The Reserve Bank of Australia could cut the official cash rate further to offset the high value of the Australian dollar.
Assistant Governor Guy Debelle said on Tuesday the bank had been able to counter the effects of the high value of the Australian dollar on the economy by cutting the cash rate.
And, he said, the RBA could further cut the cash rate, which is currently at 3%, if the high dollar continued to have a negative impact.
"To date in Australia, we have been able to counter the effects of the higher Australian dollar with lower interest rates," he said in a speech to the University of Adelaide Business School.
"We still, obviously, retain scope to lower interest rates further, should the need arise, including to counterbalance the pressures of an elevated exchange rate."

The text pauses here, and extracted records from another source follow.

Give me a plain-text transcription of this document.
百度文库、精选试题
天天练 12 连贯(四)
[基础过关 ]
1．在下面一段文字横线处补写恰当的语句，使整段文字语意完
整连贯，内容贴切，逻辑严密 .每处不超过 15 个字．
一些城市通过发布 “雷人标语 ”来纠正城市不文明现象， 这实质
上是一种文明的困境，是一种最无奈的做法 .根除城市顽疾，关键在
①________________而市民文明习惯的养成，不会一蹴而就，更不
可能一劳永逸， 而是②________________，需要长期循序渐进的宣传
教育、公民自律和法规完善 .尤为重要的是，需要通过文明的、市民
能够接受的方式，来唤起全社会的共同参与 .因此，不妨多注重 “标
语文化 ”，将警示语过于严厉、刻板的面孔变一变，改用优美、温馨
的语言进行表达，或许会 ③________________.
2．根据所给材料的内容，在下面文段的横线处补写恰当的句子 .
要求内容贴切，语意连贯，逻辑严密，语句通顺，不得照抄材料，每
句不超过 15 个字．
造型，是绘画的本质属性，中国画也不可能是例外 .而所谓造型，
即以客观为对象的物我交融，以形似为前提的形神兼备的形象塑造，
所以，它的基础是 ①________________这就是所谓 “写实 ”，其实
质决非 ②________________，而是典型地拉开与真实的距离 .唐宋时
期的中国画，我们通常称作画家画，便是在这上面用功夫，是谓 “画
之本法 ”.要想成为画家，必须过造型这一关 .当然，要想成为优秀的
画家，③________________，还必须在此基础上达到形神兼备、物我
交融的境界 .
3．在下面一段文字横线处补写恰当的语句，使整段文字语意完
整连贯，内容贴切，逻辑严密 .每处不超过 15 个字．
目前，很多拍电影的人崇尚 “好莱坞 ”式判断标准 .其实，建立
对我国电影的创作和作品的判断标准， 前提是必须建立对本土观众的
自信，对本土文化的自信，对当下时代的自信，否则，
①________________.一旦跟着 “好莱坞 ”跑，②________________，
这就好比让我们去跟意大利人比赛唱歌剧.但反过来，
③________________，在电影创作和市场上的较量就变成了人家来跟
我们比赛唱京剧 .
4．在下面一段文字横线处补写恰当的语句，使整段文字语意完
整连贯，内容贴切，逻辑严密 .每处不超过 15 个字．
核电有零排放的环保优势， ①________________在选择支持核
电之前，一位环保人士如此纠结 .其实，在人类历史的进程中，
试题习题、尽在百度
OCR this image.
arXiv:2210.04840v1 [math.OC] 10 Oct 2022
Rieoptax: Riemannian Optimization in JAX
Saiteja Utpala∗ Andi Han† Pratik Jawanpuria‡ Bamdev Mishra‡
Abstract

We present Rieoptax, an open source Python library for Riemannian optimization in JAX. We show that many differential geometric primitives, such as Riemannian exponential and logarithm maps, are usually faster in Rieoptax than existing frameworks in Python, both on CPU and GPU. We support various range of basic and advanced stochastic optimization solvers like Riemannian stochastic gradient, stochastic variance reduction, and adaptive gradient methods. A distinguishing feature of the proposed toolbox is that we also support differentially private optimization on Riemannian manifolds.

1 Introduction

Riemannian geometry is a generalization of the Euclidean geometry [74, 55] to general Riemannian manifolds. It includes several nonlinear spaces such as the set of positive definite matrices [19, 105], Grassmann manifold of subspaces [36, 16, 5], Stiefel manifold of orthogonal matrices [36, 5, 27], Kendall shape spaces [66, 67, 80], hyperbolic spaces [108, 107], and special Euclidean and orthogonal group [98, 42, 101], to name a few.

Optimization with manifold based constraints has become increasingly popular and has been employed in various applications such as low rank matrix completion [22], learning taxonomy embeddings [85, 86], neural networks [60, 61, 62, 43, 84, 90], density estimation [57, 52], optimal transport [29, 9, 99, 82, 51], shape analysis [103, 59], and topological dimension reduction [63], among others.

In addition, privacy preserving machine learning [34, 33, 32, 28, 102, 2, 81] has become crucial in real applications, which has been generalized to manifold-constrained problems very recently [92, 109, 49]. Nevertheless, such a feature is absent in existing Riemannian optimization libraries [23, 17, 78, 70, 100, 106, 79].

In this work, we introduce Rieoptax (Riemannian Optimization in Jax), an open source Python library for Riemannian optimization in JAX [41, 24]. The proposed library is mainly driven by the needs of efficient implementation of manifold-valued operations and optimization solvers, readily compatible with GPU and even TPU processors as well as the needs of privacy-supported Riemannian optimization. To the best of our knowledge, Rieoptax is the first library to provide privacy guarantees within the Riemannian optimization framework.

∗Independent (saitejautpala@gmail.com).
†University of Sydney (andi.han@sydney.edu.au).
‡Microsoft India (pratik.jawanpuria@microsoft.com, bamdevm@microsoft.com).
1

AAP reports the RBA cut the rate by 1.75 percentage points between November 2011 and December 2012.
But Mr Debelle warned that cutting interest rates too far could also create problems for the economy - forcing up the price of assets and causing people to borrow more than they could afford.
"It can generate excess credit expansion or asset price inflation or imbalances elsewhere in the economy," he said.
"The current experience of Canada, Hong Kong and Switzerland is salient in this respect."
Mr Debelle also said the RBA's rate cuts over the past two years had less of an impact on mortgage rates than in the past, due to higher bank funding costs.
"Over the past five years, there has been quite a material change in a number of ... factors,'' he said, ''so that while changes in the cash rate are still the predominant determinant of changes in lending rates, the relationship between them is not one for one."